Montclair State University's Environmental Club building an Earthship.

A Model for Sustainability

Environmental Club receives award for Earthship initiative

The Montclair State University Environmental Club dreams big. Its 25 members have worked for more than a year toward realizing their dream of constructing the first Earthship – a sustainable, livable structure built with recycled materials – on a university campus.

Last fall, the club’s passion and persistence paid off: It’s plan garnered an honorable mention award in the innovative sustainability initiative category from the U.S. Green Building Council-New Jersey at the Council’s 13th Annual Emerald Awards recognizing outstanding achievements and best practices in green building and sustainability.

“There is no better way to put sustainability into practice than to encourage student-led projects such as the Earthship,” says Earth and Environmental Studies Professor Robert Taylor, who also directs the sustainability science program and serves as the club’s faculty advisor.

Earthships are structures built entirely from recycled materials such as tires that are pounded full of dirt. Recycled cans and bottles incorporated into the walls provide additional insulation, while natural building materials like cob (a mixture of straw, water and subsoil) cover interior and exterior walls. Designed to be off-grid, Earthships use rain catching, storing and filtering systems for water needs and solar panels for electricity.

While a vibrant Earthship community exists in Taos, New Mexico, there are only two East Coast Earthships: one in Ithaca, New York, and one in Bristol, Pennsylvania. If built, the Environmental Club’s Earthship would be the only one on a university campus.

Senior Stephano Castro founded the club in fall 2014, hoping to build an Earthship. Should it be built, Castro says, the University’s Earthship could become a campus sustainability education center.

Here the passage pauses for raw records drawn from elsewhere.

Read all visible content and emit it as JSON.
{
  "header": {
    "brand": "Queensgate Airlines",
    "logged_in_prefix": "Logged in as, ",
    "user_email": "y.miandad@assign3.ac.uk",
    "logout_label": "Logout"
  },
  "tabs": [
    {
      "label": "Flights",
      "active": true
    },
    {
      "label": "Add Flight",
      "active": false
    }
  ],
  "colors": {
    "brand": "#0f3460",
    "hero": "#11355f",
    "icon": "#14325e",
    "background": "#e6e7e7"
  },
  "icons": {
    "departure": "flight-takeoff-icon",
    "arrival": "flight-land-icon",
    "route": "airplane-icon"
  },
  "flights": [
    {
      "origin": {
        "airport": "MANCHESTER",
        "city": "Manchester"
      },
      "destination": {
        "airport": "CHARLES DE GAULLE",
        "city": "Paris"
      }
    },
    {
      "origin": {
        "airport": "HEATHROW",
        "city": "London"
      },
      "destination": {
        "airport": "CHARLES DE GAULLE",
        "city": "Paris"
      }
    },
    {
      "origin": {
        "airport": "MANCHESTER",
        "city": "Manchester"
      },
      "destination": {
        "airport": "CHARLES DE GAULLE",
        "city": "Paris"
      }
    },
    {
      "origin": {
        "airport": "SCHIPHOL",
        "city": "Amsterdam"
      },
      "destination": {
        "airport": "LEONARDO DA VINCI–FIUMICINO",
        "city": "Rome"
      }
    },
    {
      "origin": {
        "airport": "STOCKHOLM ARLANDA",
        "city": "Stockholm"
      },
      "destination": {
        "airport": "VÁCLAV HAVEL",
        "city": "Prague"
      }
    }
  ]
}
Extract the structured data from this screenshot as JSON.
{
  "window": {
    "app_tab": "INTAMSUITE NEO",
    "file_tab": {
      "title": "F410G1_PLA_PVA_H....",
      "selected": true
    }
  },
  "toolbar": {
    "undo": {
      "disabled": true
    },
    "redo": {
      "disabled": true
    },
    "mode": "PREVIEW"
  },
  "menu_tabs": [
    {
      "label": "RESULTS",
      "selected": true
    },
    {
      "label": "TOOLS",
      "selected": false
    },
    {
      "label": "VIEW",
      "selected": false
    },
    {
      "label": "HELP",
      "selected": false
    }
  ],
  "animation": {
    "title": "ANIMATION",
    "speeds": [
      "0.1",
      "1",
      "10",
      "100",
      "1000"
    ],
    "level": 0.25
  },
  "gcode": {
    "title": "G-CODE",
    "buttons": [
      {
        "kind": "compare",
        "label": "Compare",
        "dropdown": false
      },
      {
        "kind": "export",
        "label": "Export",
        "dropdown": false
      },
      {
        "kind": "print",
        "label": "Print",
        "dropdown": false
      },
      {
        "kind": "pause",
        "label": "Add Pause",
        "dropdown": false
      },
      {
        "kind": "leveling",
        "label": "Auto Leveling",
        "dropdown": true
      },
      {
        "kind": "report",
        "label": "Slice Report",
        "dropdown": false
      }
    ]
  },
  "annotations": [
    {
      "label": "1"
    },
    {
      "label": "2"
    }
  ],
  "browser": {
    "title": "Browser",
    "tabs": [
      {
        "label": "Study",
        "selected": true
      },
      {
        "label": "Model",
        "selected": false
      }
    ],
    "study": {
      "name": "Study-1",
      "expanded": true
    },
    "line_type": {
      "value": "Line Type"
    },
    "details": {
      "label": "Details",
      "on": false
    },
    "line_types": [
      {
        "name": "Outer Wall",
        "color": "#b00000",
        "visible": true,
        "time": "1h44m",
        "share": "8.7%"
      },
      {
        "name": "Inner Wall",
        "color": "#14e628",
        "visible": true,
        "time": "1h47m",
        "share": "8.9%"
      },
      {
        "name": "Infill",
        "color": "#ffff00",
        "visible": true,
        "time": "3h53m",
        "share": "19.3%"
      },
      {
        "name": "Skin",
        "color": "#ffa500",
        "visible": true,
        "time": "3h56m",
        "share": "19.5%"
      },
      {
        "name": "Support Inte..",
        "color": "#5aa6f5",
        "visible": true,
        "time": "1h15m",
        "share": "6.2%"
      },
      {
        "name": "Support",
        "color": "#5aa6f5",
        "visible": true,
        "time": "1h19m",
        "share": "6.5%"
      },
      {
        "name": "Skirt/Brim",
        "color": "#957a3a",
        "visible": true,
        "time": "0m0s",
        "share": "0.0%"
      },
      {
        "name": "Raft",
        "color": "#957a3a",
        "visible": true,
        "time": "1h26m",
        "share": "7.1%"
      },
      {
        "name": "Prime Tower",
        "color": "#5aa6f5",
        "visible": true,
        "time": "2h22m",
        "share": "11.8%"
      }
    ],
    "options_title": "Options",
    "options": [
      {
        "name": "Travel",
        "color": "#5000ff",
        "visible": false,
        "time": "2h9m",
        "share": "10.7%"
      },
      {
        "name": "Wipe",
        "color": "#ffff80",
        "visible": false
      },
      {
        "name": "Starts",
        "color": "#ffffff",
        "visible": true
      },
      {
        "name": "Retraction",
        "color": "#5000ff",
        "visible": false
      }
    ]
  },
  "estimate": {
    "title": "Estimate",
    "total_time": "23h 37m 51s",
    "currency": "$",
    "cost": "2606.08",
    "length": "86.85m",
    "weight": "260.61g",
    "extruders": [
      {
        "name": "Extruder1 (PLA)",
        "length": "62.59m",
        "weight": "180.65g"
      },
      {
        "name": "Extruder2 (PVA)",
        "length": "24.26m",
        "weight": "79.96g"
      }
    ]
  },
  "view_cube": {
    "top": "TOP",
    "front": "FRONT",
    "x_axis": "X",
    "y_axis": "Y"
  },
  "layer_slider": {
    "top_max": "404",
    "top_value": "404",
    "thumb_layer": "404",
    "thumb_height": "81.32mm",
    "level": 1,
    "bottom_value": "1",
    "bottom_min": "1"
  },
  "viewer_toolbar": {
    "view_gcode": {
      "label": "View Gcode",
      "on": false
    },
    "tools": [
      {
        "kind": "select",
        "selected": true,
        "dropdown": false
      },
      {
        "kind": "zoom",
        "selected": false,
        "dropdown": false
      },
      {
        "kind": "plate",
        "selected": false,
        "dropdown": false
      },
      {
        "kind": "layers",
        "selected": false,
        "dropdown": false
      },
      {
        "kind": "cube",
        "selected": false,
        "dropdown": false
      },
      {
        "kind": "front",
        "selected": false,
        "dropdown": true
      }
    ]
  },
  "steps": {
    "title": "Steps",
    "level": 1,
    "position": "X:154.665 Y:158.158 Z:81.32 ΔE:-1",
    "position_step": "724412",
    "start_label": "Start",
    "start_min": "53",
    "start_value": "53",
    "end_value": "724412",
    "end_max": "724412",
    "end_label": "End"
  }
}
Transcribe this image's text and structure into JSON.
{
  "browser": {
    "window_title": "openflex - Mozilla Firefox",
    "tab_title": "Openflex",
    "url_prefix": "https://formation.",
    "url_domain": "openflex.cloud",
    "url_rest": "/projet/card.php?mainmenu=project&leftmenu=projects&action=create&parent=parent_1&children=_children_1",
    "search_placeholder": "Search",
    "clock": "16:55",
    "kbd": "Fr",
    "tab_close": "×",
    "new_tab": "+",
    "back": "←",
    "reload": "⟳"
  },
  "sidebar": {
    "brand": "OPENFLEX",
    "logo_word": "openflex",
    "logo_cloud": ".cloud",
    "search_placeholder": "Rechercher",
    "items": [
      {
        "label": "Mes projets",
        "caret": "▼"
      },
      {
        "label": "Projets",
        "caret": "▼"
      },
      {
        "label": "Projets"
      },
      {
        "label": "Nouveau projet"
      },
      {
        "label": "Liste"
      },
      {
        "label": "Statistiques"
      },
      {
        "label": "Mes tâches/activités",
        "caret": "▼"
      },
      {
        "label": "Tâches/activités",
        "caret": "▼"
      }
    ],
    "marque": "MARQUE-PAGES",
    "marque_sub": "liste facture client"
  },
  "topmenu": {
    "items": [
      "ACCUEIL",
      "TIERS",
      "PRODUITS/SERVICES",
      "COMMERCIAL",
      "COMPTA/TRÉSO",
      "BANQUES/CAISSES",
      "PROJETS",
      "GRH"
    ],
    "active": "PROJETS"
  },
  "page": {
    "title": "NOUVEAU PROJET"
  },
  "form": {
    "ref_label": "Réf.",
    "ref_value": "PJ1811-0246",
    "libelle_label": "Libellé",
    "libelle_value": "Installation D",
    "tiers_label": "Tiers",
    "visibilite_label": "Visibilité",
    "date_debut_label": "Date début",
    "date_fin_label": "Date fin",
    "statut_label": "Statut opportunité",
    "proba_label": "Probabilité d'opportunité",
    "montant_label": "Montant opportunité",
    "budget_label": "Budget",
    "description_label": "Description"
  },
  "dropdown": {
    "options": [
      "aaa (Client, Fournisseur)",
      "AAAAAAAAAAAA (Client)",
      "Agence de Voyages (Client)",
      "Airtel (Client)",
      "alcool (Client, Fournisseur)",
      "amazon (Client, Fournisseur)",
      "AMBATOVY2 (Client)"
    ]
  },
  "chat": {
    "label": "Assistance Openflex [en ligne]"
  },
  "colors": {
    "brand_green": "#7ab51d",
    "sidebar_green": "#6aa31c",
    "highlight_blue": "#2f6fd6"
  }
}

“More than 20,000 students will see that taking care of the planet doesn’t mean decreasing our standard of living, but rather focuses on the things we truly need, like food, shelter, water and clean sewage,” he says.

The students have created a video to help explain the project to possible funders and others. In it, they visit an Earthship and interview architects and environmentalists including Gray Russell, sustainability officer for Montclair Township, who says the Earthship is an exciting idea and project for the area.

“My issue always goes back to climate and trying to reduce carbon emissions that are changing the chemistry of our atmosphere, and a building like this, I think, is the future,” he says in the video. “And something that comes about as a demonstration of how that’s going to look can only be a really positive step forward.”